Living module, according to claims 9, 10, 11, characterised in that the angle shaped panels are produced from a flat panel by providing a groove in it which divides the panel into two portions, then bending said portions around said groove and inserting in the space between said portions a parallelepiped element, contained in a parallelepiped joint.
Living module, according to claims 9, 10, 11, 12, characterised in that the aligned panels are connected by means of double T shaped joints.
Living module, according to claim 13, characterised in that said double T joints comprise two adjacent C-shaped joints fixed securely together.
Living module, according to claims 9, 10, 11, 12, 13, 14, characterised in that the panels positioned at right angles are fixed by means of a joint comprising an L-shaped section and one section with two parallel wings and a square stretch.
Living module, according to claim 9, characterised in that the panels used for producing the floor are provided with holes distributed on their surface such as to permit the introduction through them of expandable glues or resins designed to fill the gaps present between said floor panels and the supporting surface of said living module.
Prefabricated living module, according to claim 16, characterised in that said floor panels are assembled by resting said panels on the supporting surface, inserting extractable screws in them in order to keep them in a horizontal position and raised with respect to said supporting surface, then introducing into said holes glues or resins, and removing, after hardening, said extractable screws.
Prefabricated living module, according to the preceding claims, characterised in that the panels used for the ceiling are sustained by a metal framework which rests on the wall panels of the cabin.

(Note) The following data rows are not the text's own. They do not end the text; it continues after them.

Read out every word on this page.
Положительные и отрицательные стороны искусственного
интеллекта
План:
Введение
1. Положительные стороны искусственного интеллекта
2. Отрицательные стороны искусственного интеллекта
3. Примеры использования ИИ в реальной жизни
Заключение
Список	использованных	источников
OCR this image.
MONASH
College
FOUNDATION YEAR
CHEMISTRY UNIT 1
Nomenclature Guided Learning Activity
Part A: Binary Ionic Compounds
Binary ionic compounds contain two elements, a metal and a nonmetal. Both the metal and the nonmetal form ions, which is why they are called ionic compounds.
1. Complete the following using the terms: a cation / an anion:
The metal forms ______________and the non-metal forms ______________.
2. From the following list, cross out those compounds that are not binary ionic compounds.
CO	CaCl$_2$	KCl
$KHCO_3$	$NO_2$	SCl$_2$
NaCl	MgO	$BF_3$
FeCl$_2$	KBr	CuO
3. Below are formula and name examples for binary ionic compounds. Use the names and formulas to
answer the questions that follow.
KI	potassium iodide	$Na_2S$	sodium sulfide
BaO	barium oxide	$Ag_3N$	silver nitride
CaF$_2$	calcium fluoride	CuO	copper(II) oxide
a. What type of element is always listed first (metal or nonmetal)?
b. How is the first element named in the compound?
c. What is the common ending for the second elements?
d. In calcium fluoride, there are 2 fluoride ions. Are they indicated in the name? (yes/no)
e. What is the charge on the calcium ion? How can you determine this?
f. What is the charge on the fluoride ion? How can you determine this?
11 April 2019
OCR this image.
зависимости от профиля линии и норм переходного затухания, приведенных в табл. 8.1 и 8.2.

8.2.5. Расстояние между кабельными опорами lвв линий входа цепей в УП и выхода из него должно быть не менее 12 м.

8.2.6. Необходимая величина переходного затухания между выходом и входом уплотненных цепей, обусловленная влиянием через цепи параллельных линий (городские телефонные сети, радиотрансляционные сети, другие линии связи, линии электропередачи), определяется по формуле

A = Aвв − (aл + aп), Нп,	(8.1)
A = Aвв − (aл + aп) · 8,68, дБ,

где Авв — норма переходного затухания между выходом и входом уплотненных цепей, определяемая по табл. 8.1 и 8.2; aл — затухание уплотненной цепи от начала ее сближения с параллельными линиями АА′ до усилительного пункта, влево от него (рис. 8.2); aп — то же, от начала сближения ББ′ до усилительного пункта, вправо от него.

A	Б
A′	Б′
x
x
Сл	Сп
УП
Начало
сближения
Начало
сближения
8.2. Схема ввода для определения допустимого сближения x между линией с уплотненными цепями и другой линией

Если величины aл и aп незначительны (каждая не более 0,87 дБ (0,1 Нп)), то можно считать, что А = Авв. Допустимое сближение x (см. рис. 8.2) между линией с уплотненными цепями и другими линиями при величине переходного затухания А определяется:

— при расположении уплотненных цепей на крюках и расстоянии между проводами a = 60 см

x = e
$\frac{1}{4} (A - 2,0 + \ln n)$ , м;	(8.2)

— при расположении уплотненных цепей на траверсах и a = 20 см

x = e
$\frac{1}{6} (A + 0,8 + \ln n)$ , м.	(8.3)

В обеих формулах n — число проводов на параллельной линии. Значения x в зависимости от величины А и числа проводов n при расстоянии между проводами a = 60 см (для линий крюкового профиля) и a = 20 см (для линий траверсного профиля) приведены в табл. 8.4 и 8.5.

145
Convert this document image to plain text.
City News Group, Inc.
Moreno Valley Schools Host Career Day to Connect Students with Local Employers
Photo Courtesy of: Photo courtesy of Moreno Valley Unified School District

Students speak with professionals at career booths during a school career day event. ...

Prefabricated living module according to the preceding claims, characterised in that the joint between two pairs of panels square to each other, belonging to two separate cabins, is provided by using a C-shaped upright joint element and fixing the first pair of panels at the level of a first angle of a C-shaped section bar, and the second pair at the opposite angle.
Prefabricated living module according to the preceding claims, characterised in that it comprises walls, ceiling, floor, technical installations etc., all assembled in a self-supporting way and loadable on transport vehicles and lifting equipment.
Prefabricated living module according to claim 20, characterised in that it is factory assembled and tested and sealed for transport.
Prefabricated living module according to the preceding claims, characterised in that said self-supporting cabin contains the fixed furnishings and/or furniture.